At one point in time, it would be unimaginable that possession of a piece of plastic that attaches to a firearm would carry a penalty of imprisonment of up to 10 years, a fine of up to $250,000, or both.
But that is what President Donald Trump’s Bureau of Alcohol, Tobacco and Firearms (ATF) did in the wake of the Las Vegas Shooting by classifying bump stocks as “machineguns” under the National Firearms Act.
This reclassification effectively made law-abiding Americans’ lawfully purchased property illegal, despite the fact that President Barack Obama’s ATF had confirmed and reconfirmed that bump stocks were “firearm parts” and not subject to NFA restrictions in 2010, 2012, and again in 2013.
Even Sen. Dianne Feinstein (D-CA), the principal author of the 94’ Assault Weapons Ban, believed that the Trump administration overreached when it prohibited the reciprocating stocks in 2018.
“The ATF currently lacks authority under the law to ban bump stocks. The agency made this clear in a 2013 letter to Congress, writing that ‘stocks of this type are not subject to the provisions of federal firearms statutes.’ The ATF director said the same thing to police chiefs a few months ago, which they confirmed in an open Judiciary Committee hearing,” Feinstein said at the time.
The ATF’s ability to interpret the law and issue public or specifically addressed “Opinion Letters” of a given federal statue stems from the Supreme Court case Chevron U.S.A. Inc. v. Natural Resources Defense Council, Inc. (467 U.S. 837 (1984)).
Per the ruling, the Supreme Court has empowered agencies (such as ATF) to make determinations on an ambiguous or unclear statue so long as the “interpretation is reasonable,” and compels lower courts to defer to these agencies’ interpretations. This power handed to the bureaucratic state has become known as Chevron Deference.

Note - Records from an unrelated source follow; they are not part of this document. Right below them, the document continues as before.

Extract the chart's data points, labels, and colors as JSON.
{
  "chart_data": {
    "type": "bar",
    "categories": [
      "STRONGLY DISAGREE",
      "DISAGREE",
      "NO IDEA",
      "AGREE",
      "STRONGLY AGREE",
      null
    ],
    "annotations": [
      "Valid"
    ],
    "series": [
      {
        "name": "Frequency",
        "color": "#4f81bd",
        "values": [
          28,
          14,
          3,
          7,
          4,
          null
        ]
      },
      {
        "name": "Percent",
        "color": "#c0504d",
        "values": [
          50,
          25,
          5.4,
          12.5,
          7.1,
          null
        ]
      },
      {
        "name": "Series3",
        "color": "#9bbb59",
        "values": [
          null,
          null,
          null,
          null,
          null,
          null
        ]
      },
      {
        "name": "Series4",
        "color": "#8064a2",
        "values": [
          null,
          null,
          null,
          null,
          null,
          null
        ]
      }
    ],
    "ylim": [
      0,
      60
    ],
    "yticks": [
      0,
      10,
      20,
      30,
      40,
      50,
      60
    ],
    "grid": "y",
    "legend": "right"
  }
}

In a direct challenge to the ATF’s reclassification of bump stocks, Damien Guedes of the Firearm Policy Coalition, and other pro-gun groups, sued the ATF, it’s acting director, and the attorney general, challenging President Trump’s bump stock ban through executive fiat.
In their petition to the Supreme Court, the plaintiffs outline that the court of appeals “applied Chevron deference in a manner that stretches that doctrine beyond its breaking point,” continuing, Chevron was never intended to be used as an “interpretation of a central element of a criminal statute,” and concluded that the lower court’s ruling “conflicts with numerous holdings of this Court, mischaracterizes the nature of Chevron deference, distorts the litigation process and the government’s prerogative regarding whether and how to exercise any implicitly delegated authority, and undermines fundamental tenets of our constitutional structure.”
On Monday (3-1-2020), the Supreme Court denied Guedes’ writ of certiorari. Unlike most denials of a writ, where the public at large does not get an indication of the court’s leanings of the case, Supreme Court Justice Neil Gorsuch released a separate statement that gave more insight into the case’s standing.
Justice Gorsuch agreed with the petitioners that the Chevron Deference had been inappropriately applied in this case, and even noted that the Trump administration had also asked the lower courts to wave it.
“The executive branch and affected citizens asked the court to do what courts usually do in statutory interpretation disputes: supply its best independent judgment about what the law means,” Justice Gorsuch remarked. “But, instead of deciding the case the old-fashioned way, the court placed an uninvited thumb on the scale in favor of the government.”
The justice went on to raise skepticism of the appropriateness in deferring to the government’s interpretation of the law in this case.
“The law hasn’t changed; only an agency’s interpretation of it. And these days it sometimes seems agencies change their statutory interpretations almost as often as elections change administrations… Why should courts, charged with the independent and neutral interpretation of the laws Congress has enacted, defer to such bureaucratic pirouetting?”
Ultimately the justice sided with his colleagues that the court should wait to hear the case, noting that multiple lower courts are currently dealing with the prohibition.
“Before deciding whether to weigh in, we would benefit from hearing their considered judgments — provided, of course, that they are not afflicted with the same problems. But waiting should not be mistaken for lack of concern,” Gorsuch concluded.